Hi Billy,
The underlying methodologies of salmon and sailfish are significantly different. The mapping % reported by salmon is a true mapping percentage based on the underlying fragments (i.e. reads, or read pairs in the case of paired-end data). The mapping % reported by sailfish is a (highly-conservative) estimate of the mapping rate that is based on extrapolating the fraction of mapping k-mers to fragments. This is almost always a vast under-estimate of the "effective" mapping rate (this is a calculation that we've been meaning to change for a while and we'll probably get around to it very soon --- as soon as the salmon pre-print is out). This means that the amount of information being used by sailfish is likely substantially more than is indicated by the reported mapping %.

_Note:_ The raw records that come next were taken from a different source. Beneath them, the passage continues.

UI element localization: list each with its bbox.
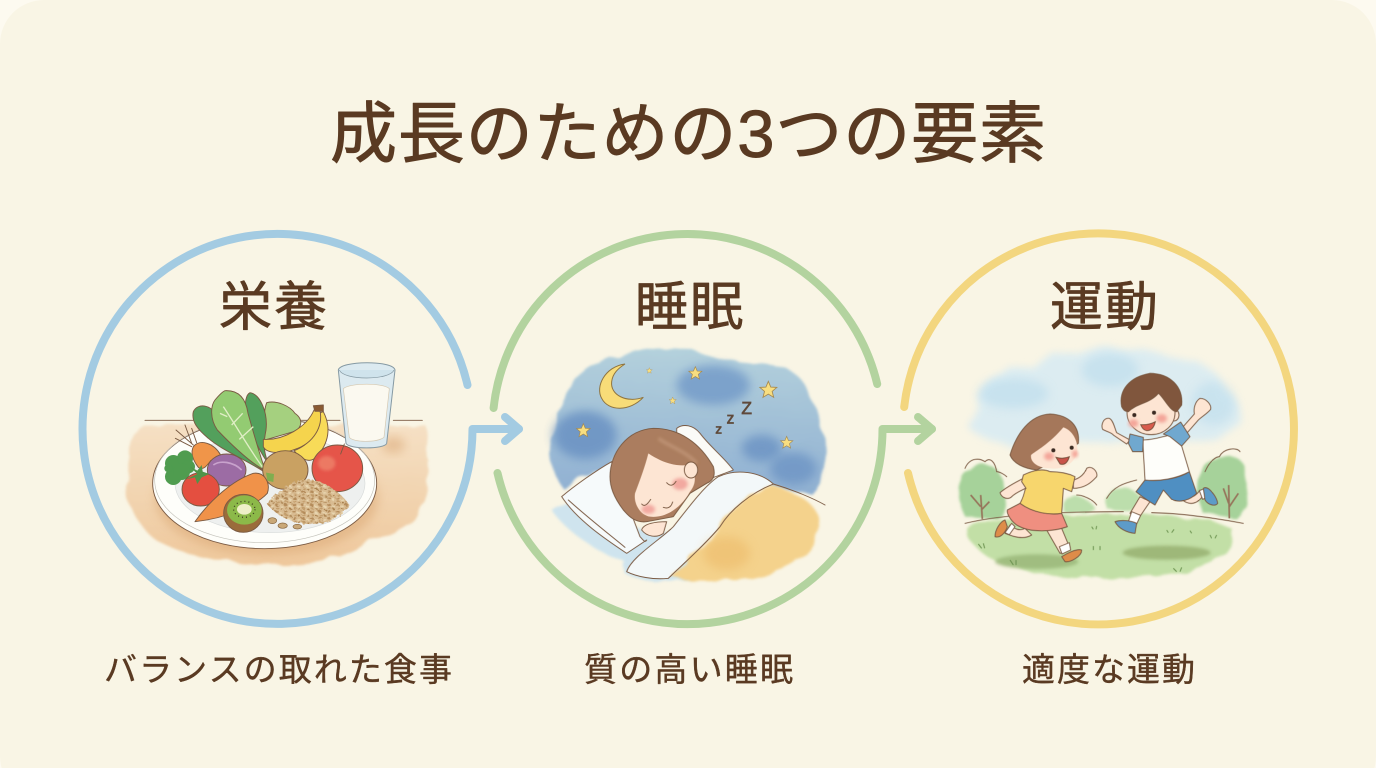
hand <box>642 522 667 536</box>
heading: nutrition: 栄養 <box>219 278 327 337</box>
potato <box>263 451 308 489</box>
plate <box>153 417 377 549</box>
yellow blanket <box>668 484 825 582</box>
caption: nutrition: バランスの取れた食事 <box>104 651 452 688</box>
arrowhead <box>505 417 519 441</box>
caption: exercise: 適度な運動 <box>1022 651 1195 688</box>
panel: sleep <box>494 234 932 688</box>
carrot <box>195 473 274 522</box>
kiwi <box>224 494 263 532</box>
bedding wash <box>552 500 700 582</box>
heading: exercise: 運動 <box>1050 278 1158 337</box>
crescent moon <box>600 364 643 408</box>
glass of milk <box>338 363 395 448</box>
night sky wash <box>550 347 826 493</box>
yellow ring <box>904 233 1294 624</box>
heading: sleep: 睡眠 <box>635 278 743 337</box>
panel: exercise <box>904 233 1294 688</box>
blue ring with arrow <box>83 234 519 624</box>
apple <box>312 444 363 492</box>
caption: sleep: 質の高い睡眠 <box>584 651 793 688</box>
sleep letters: Z <box>741 398 752 418</box>
sleep letters: z <box>727 410 734 427</box>
table wash <box>126 425 428 565</box>
front pillow <box>562 462 647 553</box>
green ring with arrow <box>494 234 932 624</box>
trees and bushes <box>960 449 1248 519</box>
title: 成長のための3つの要素 <box>330 97 1046 172</box>
illustration: children running in park <box>960 349 1248 579</box>
boy jumping <box>1102 373 1218 533</box>
illustration: child sleeping under night sky <box>550 347 826 582</box>
bananas <box>263 405 328 460</box>
leafy greens <box>193 391 301 472</box>
white sheet <box>627 472 773 579</box>
small carrot with greens <box>175 425 221 468</box>
whole grains <box>267 479 349 529</box>
tomato <box>182 465 219 506</box>
stars <box>576 367 793 448</box>
child head <box>610 428 714 522</box>
broccoli <box>164 450 195 485</box>
grass meadow <box>965 512 1243 579</box>
red onion <box>207 454 246 486</box>
back pillow <box>677 426 733 480</box>
sleep letters: z <box>715 421 722 436</box>
sky wash <box>968 349 1241 445</box>
panel: nutrition <box>83 234 519 688</box>
girl running <box>995 414 1097 562</box>
sleep letters <box>715 398 752 436</box>
arrowhead <box>918 417 932 441</box>
illustration: plate of food and glass of milk <box>126 363 428 565</box>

However, that being said, we've developed salmon because we believe the underlying approach and methodology improves upon that of sailfish (e.g. as you mention, the -c and -k parameters, enabled by our novel approach to lightweight-alignment, provide a level of versatility not possible in sailfish). We plan to have a pre-print for salmon out very soon. However, for the time being, you can cite the Sailfish paper and mention the tool along the lines of "quantification was performed with Salmon (the successor to Sailfish [cite SF paper])". This is what we've done so far in pre-prints and manuscripts of ours that make use of salmon.